Creating a Seismic Shift in How We Approach Health
While medical researchers pore over the human genetic code for clues to well-being, social researchers increasingly insist that your ZIP code will tell a far more accurate story about your likely health outcomes. There are vast differences in health for communities located just a few miles apart, where lifespans differ because of factors such as pollution, unsafe housing, crime rates and the availability of healthy food.
The RWJF Commission to Build a Healthier America was first created in 2008 and issued 10 recommendations in 2009 for improving the health of all Americans and reducing health disparities. The Commission reconvened in 2013 to build on its earlier work and identify actions that should be taken going forward. Its new recommendations, contained in the report Time to Act: Investing in the Health of Our Children and Communities, called for a “seismic shift” in how we as a nation approach health.

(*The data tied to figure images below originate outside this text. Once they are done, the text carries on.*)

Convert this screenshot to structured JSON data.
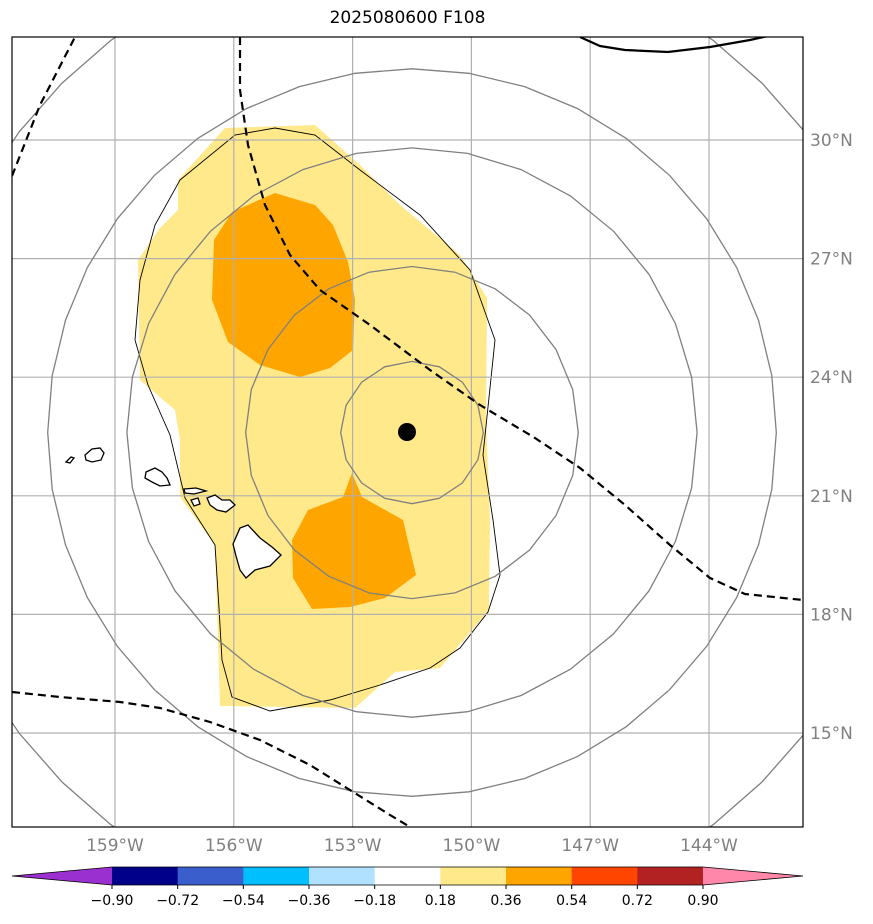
{
  "title": "2025080600 F108",
  "map": {
    "lon_range": [
      -161.5,
      -141.5
    ],
    "lat_range": [
      12.6,
      32.6
    ],
    "lon_ticks": [
      {
        "value": -159,
        "label": "159°W"
      },
      {
        "value": -156,
        "label": "156°W"
      },
      {
        "value": -153,
        "label": "153°W"
      },
      {
        "value": -150,
        "label": "150°W"
      },
      {
        "value": -147,
        "label": "147°W"
      },
      {
        "value": -144,
        "label": "144°W"
      }
    ],
    "lat_ticks": [
      {
        "value": 30,
        "label": "30°N"
      },
      {
        "value": 27,
        "label": "27°N"
      },
      {
        "value": 24,
        "label": "24°N"
      },
      {
        "value": 21,
        "label": "21°N"
      },
      {
        "value": 18,
        "label": "18°N"
      },
      {
        "value": 15,
        "label": "15°N"
      }
    ],
    "center_marker": {
      "lon": -151.5,
      "lat": 22.6
    },
    "range_rings_deg": [
      1.8,
      4.2,
      7.2,
      9.2,
      12.5
    ]
  },
  "colorbar": {
    "ticks": [
      "−0.90",
      "−0.72",
      "−0.54",
      "−0.36",
      "−0.18",
      "0.18",
      "0.36",
      "0.54",
      "0.72",
      "0.90"
    ],
    "colors": [
      "#9b30d0",
      "#00008b",
      "#3a5fcd",
      "#00bfff",
      "#b0e2ff",
      "#ffffff",
      "#ffe98a",
      "#ffa500",
      "#ff4500",
      "#b22222",
      "#ff88aa"
    ]
  },
  "colors": {
    "low_fill": "#ffe98a",
    "high_fill": "#ffa500",
    "grid": "#b0b0b0",
    "ring": "#808080"
  }
}
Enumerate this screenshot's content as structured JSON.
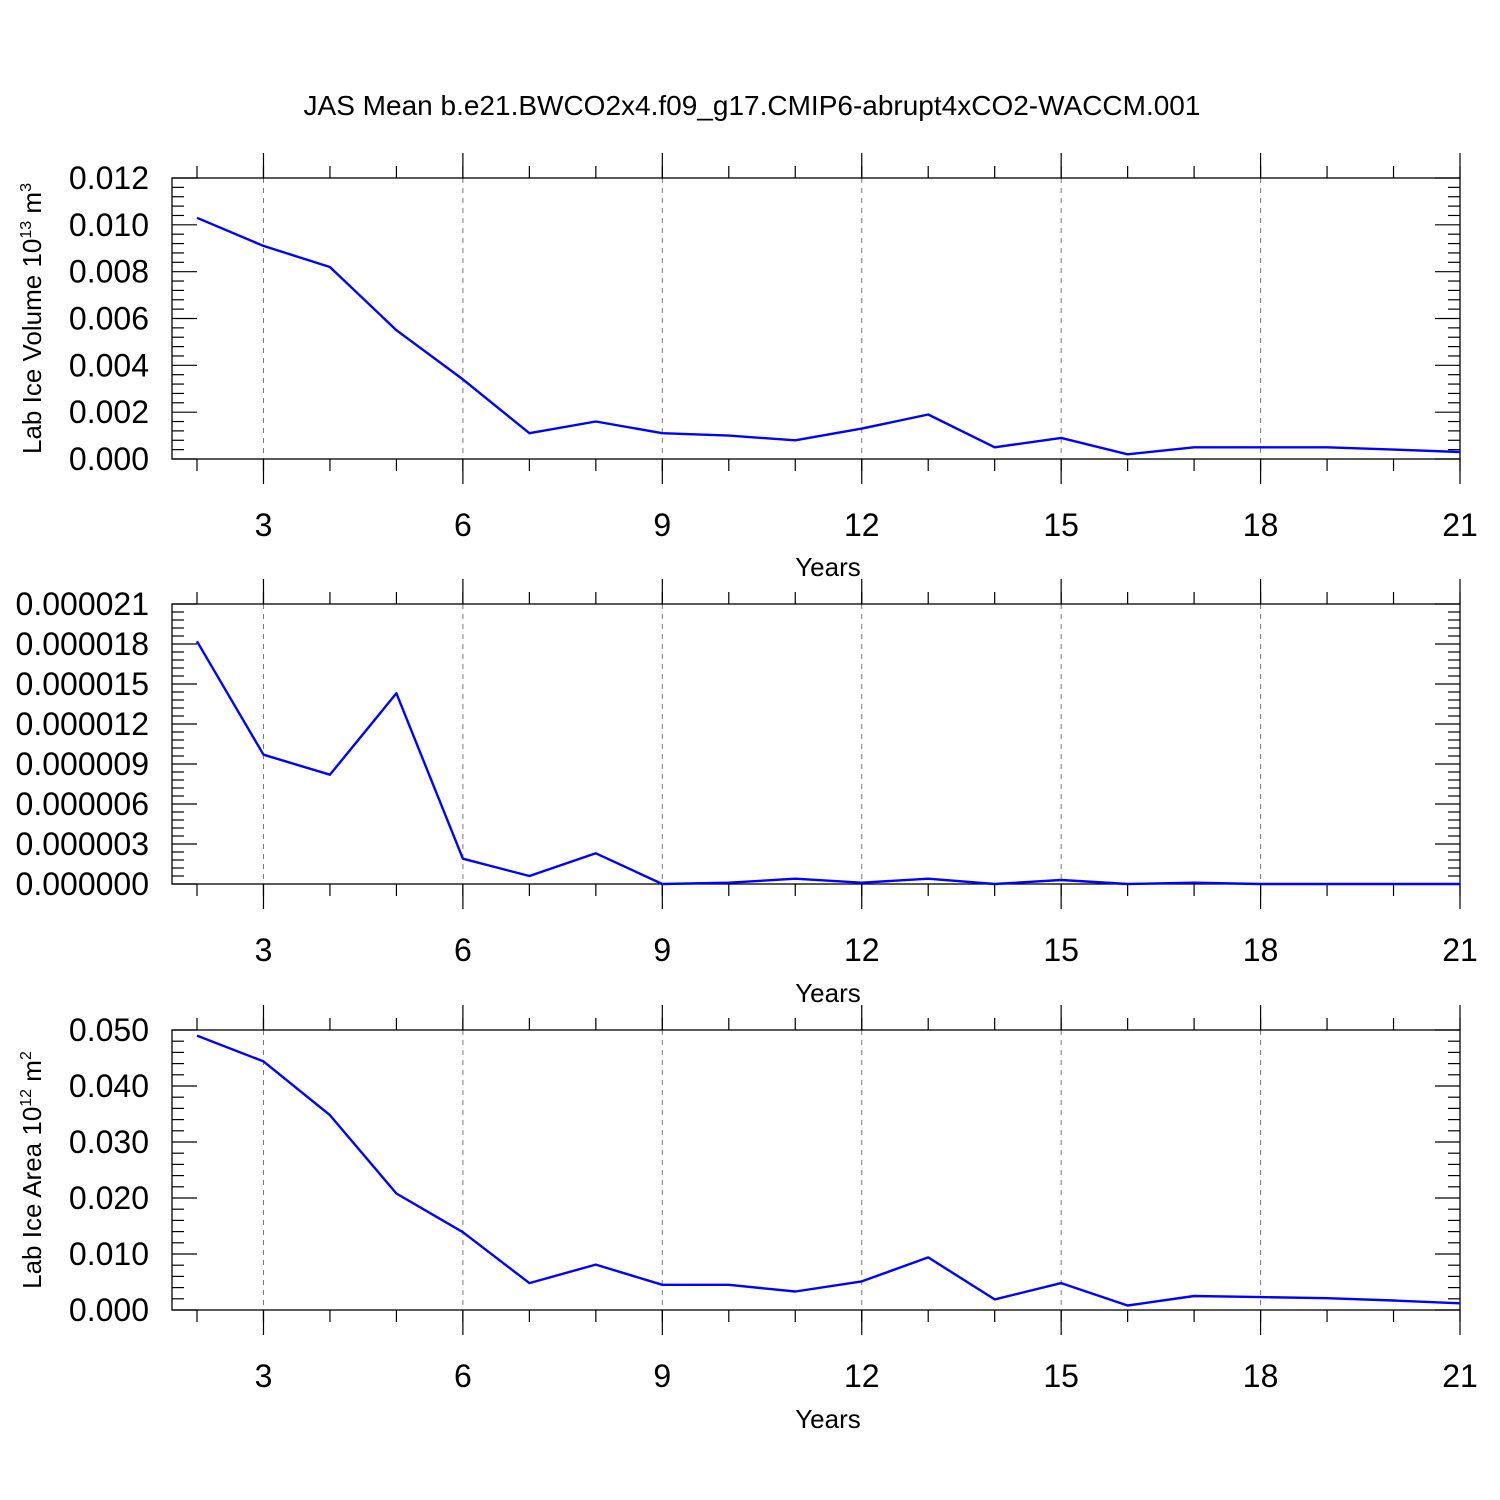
{
  "title": "JAS Mean b.e21.BWCO2x4.f09_g17.CMIP6-abrupt4xCO2-WACCM.001",
  "chart_data": [
    {
      "type": "line",
      "ylabel_main": "Lab Ice Volume 10",
      "ylabel_exp": "13",
      "ylabel_unit": " m",
      "ylabel_unit_exp": "3",
      "xlabel": "Years",
      "xlim": [
        2,
        21
      ],
      "ylim": [
        0,
        0.012
      ],
      "xticks": [
        "3",
        "6",
        "9",
        "12",
        "15",
        "18",
        "21"
      ],
      "yticks": [
        "0.000",
        "0.002",
        "0.004",
        "0.006",
        "0.008",
        "0.010",
        "0.012"
      ],
      "x": [
        2,
        3,
        4,
        5,
        6,
        7,
        8,
        9,
        10,
        11,
        12,
        13,
        14,
        15,
        16,
        17,
        18,
        19,
        20,
        21
      ],
      "series": [
        {
          "color": "#0000ff",
          "values": [
            0.0103,
            0.0091,
            0.0082,
            0.0055,
            0.0034,
            0.0011,
            0.0016,
            0.0011,
            0.001,
            0.0008,
            0.0013,
            0.0019,
            0.0005,
            0.0009,
            0.0002,
            0.0005,
            0.0005,
            0.0005,
            0.0004,
            0.0003
          ]
        }
      ]
    },
    {
      "type": "line",
      "ylabel_main": "",
      "xlabel": "Years",
      "xlim": [
        2,
        21
      ],
      "ylim": [
        0,
        2.1e-05
      ],
      "xticks": [
        "3",
        "6",
        "9",
        "12",
        "15",
        "18",
        "21"
      ],
      "yticks": [
        "0.000000",
        "0.000003",
        "0.000006",
        "0.000009",
        "0.000012",
        "0.000015",
        "0.000018",
        "0.000021"
      ],
      "x": [
        2,
        3,
        4,
        5,
        6,
        7,
        8,
        9,
        10,
        11,
        12,
        13,
        14,
        15,
        16,
        17,
        18,
        19,
        20,
        21
      ],
      "series": [
        {
          "color": "#0000ff",
          "values": [
            1.82e-05,
            9.7e-06,
            8.2e-06,
            1.43e-05,
            1.9e-06,
            6e-07,
            2.3e-06,
            0.0,
            1e-07,
            4e-07,
            1e-07,
            4e-07,
            0.0,
            3e-07,
            0.0,
            1e-07,
            0.0,
            0.0,
            0.0,
            0.0
          ]
        }
      ]
    },
    {
      "type": "line",
      "ylabel_main": "Lab Ice Area 10",
      "ylabel_exp": "12",
      "ylabel_unit": " m",
      "ylabel_unit_exp": "2",
      "xlabel": "Years",
      "xlim": [
        2,
        21
      ],
      "ylim": [
        0,
        0.05
      ],
      "xticks": [
        "3",
        "6",
        "9",
        "12",
        "15",
        "18",
        "21"
      ],
      "yticks": [
        "0.000",
        "0.010",
        "0.020",
        "0.030",
        "0.040",
        "0.050"
      ],
      "x": [
        2,
        3,
        4,
        5,
        6,
        7,
        8,
        9,
        10,
        11,
        12,
        13,
        14,
        15,
        16,
        17,
        18,
        19,
        20,
        21
      ],
      "series": [
        {
          "color": "#0000ff",
          "values": [
            0.049,
            0.0444,
            0.0348,
            0.0208,
            0.0139,
            0.0048,
            0.0081,
            0.0045,
            0.0045,
            0.0033,
            0.0051,
            0.0094,
            0.0019,
            0.0048,
            0.0008,
            0.0025,
            0.0023,
            0.0021,
            0.0017,
            0.0012
          ]
        }
      ]
    }
  ]
}
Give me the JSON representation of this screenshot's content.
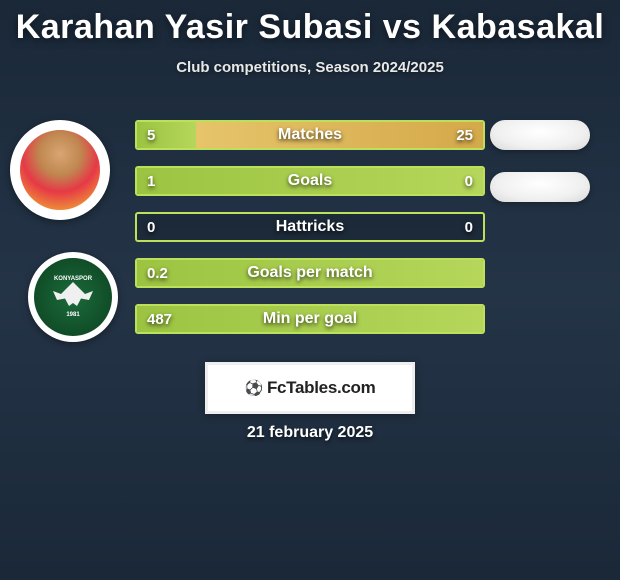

Since 2008, Burness has provided communications support for the RWJF Commission to Build a Healthier America, developing and executing a comprehensive communications strategy in support of its recommendations. We have worked with the Commission to bring its focus areas to life through videos, stories and photography, have developed data and materials for publication, and have organized and promoted all of their events—ranging from commissioner site visits around the country to producing a live event at the Newseum with more than 1,500 online viewers.
Results and Impact
Momentum behind the Commission’s recommendations has continued to grow and spread to every corner of the country, from policy leaders in Washington, DC, to community leaders in Washington state. Burness has shared the recommendations with key audiences and policymakers at all levels of government. The outcomes of the Commission’s work have become part of mainstream health policy discussions due, in part, to significant media coverage. Respected peer-reviewed journals, such as JAMA, Health Affairs and Academic Medicine, have cited the Commission’s recommendations in support of investments in early childhood and affordable housing programs to improve health.